1. Pretty notes don’t equal great grades
We’ve been doing this whole exam thing for a while and we’ve seen notes so pretty they bring a tear to the eye and notes that look like a dog's breakfast, wherein owner of said dog got straight band 6’s. Point is, your notes don’t have to sparkle to work.
It’s a common trap that people fall into. They spend huge amounts of time formatting their notes, colour coding, adding in numerous diagrams but not actually interacting with the actual content. Sure, pretty notes give you an awesome sense of accomplishment and yes colour coding can do wonders when it comes to memorisation, but in reality, the 6,543 hours you spent trying to get the bullet points to align is totally wasted.
The most important thing about creating notes is that you interact with the content in them rather than getting caught up in the notes themselves. Remember, the HSC papers don’t examine you on what you can write under a heading, it’s about answering a question. And the only way you can smash that is by actually answering questions.
A good rule of thumb is to spend about a quarter of your study time on making notes, a quarter on memorisation and half the time on practice.
2. Stick to the syllabus
The best way to make your notes effective AF is to structure them according to the syllabus. It makes sense, the syllabus is how you learn the content and the syllabus is how you get asked about the content.
The more you can think about the content in terms of the syllabus dot points the better position you’ll be in throughout your exams. This clear and logical structure also makes your memorising similarly clear and logical.
So break notes down into each topic, then each syllabus point then each sub dot point. We have a theory that even if you remember the heading and none of the actual content you’ll still be 60% of the way there.
3. Make them purpose built
The purpose of notes isn’t just to make notes. The purpose of notes is to make sure you know the content so you can dominate the exam. Problem is, most exams require more than just a recall of information. The information needs to be structured into essays and responses to answer a question.

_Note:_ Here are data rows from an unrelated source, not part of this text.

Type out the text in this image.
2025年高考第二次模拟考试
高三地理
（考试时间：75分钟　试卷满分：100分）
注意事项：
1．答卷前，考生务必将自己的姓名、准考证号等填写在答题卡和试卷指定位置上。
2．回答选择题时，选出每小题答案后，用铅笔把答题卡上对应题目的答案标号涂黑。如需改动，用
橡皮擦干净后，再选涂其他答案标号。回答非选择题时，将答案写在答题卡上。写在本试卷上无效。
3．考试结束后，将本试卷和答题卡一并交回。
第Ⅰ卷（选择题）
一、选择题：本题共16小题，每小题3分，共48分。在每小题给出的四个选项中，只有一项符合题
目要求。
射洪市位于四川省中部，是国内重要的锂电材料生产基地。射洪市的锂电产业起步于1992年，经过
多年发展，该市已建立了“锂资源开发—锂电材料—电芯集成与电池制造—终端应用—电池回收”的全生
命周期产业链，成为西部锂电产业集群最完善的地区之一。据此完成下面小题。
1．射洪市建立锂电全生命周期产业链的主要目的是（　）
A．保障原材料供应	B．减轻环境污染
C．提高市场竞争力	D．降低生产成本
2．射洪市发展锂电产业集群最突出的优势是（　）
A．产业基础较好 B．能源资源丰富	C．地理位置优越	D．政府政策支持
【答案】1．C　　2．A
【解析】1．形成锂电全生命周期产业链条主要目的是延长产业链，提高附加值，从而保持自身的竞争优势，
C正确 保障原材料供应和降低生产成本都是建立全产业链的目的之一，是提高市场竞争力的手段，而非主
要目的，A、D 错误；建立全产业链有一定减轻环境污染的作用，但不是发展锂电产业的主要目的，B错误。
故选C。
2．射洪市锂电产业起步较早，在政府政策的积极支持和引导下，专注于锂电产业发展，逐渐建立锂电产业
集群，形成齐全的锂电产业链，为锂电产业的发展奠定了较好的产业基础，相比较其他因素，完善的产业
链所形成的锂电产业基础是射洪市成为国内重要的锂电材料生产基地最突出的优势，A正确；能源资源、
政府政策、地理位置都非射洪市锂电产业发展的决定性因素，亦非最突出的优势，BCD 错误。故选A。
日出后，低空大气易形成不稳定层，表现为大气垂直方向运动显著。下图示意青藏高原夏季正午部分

So, there are two parts to this:
1. Know the content
If your purpose is just to jam the knowledge into your head then you have no business making your notes any longer than is absolutely necessary. Short, sharp and to the point. No full sentences. No unnecessary words. Only the gold.
2. Apply the content
Once you know the content, your purpose is to apply that content. So it’s useful to use full sentences and actually use the words you would in an answer. For example you wouldn’t just learn your Discovery essay in dot points. You’d learn it in full sentences so you can just smash it out on the day. Same goes with all other subjects.
It allows you to move faster if you know the content AND exactly how it’s worded to answer the question.
4. The act is greater than the result
Some people think that simply having notes is the same as making notes. Don’t listen to these people. The act of actually creating your notes is when the content sinks into your brain. You might not be consciously learning what you’re writing in your notes, but subconsciously, a lot of it will be sinking in.
This is why we are hesitant to encourage the following note-making behaviours:
- Overly using technology. I love copy/paste as much as the next guy but it doesn’t help you when writing notes. Write it yourself.
- Splitting the effort with your mates. A topic each! But I guarantee you won’t know their topics as well as your own.
- Paying for notes. A waste of money, you may as well stare at a textbook for several hours.
Spend time creating your own notes, that’s when the magic happens. Trust us.
5. Notes are evolving
Following nicely from the last point, don’t fall into the trap of writing your notes once and patting yourself on the back and then only looking at them again the night before your exam. Your notes are a constantly evolving process from now until exam day.
The best students write their first set of notes (which is always way longer than it needs to be) and then they revisit them and cut down, simplify and mold them even further. It’s this process of refining your notes that leads to the best retention rates. You’re actually reading through your work and deciding what’s important, what’s not worded properly and what can be represented better.
You’re interacting with the content, which brings us full circle, back to my first point. Go forth and write.